Applications of AI in insurance
Similarly, AI’s ability to process data, spot patterns and make decisions is finding practical applications in insurance. It is already being used to better assess claims liability, to optimise pricing, and to personalise cover.
Debbie Kennedy, chief executive of insurance broker LifeSearch, says insurers are “leveraging the ability to use advanced analytics to consume and learn from vast data sources”.
Risks from the use of AI
But there are downsides to the pursuit of delivering the perfect price for each risk. Consumer group Fairer Finance is calling for boundaries around what insurers can price on and transparency around what data is being input to pricing algorithms.
James Daley, managing director Fairer Finance, warns: “The more we move away from the pooling of risk to individualised pricing, the more we exclude people at the margins. We also end up penalising people for things they have no control over, or by using statistical correlations to place consumers in the wrong bucket. You may well be able to show that people from profession A are prone to have more car accidents than people from profession B — but there’s unlikely to be any causality in that link.”
29%
Percentage of savers comfortable with an adviser using AI
However, in future, it is likely that AI could prove beneficial in supporting consumers with financial decisions.

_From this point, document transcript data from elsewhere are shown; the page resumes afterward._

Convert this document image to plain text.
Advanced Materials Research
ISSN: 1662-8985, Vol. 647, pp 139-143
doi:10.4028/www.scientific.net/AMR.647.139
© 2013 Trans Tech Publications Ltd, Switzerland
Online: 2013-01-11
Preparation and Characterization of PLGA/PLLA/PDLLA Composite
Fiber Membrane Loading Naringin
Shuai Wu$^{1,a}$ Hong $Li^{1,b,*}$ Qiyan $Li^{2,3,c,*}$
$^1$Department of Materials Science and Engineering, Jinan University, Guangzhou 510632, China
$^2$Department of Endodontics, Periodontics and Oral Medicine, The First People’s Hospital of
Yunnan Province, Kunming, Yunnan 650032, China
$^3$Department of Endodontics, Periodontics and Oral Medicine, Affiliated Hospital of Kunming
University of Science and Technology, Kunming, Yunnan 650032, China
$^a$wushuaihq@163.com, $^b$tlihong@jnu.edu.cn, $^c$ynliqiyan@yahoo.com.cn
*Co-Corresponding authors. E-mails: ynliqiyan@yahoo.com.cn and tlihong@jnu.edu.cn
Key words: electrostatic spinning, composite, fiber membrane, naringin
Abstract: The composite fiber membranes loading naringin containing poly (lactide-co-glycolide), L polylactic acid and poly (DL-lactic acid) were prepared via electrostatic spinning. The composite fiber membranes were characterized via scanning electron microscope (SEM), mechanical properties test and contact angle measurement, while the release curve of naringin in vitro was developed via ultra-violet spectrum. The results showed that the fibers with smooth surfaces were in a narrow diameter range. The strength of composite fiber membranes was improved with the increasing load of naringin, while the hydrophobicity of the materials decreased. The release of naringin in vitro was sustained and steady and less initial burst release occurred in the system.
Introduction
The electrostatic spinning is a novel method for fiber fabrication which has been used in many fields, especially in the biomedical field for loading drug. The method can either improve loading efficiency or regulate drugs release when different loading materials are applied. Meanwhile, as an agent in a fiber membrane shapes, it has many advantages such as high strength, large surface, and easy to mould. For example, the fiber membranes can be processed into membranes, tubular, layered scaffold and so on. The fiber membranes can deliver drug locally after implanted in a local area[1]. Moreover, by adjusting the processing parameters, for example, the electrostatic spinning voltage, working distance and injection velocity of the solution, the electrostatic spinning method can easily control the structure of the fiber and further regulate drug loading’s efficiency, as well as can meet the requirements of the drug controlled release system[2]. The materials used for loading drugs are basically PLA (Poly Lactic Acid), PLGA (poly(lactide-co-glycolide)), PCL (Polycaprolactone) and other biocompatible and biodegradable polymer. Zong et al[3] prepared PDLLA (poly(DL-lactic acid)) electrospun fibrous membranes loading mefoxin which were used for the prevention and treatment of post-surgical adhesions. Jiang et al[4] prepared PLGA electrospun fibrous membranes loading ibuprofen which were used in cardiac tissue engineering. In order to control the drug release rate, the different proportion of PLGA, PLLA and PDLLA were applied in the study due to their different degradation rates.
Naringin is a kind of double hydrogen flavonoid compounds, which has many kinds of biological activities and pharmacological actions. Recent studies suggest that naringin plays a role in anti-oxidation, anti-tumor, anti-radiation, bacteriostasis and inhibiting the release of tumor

Financial education website Boring Money found 29 per cent savers and investors are comfortable with their financial adviser using AI technology to provide a cheaper and better service. And 28 per cent are comfortable taking investment recommendations given as a result of using AI technology.
Even so, there will be natural limits on how transformative the technology can be, says Boring Money CEO Holly Mackay. For example, one of the biggest barriers to taking financial advice remains trust — and “AI is not going to solve this problem,” Mackay notes.
Lisa Caplan, director of OneStep Financial Planning at Charles Stanley, agrees. “Money is emotional and personal,” she says. “AI can be many things, but it can’t be human, and it can’t understand you as an individual.”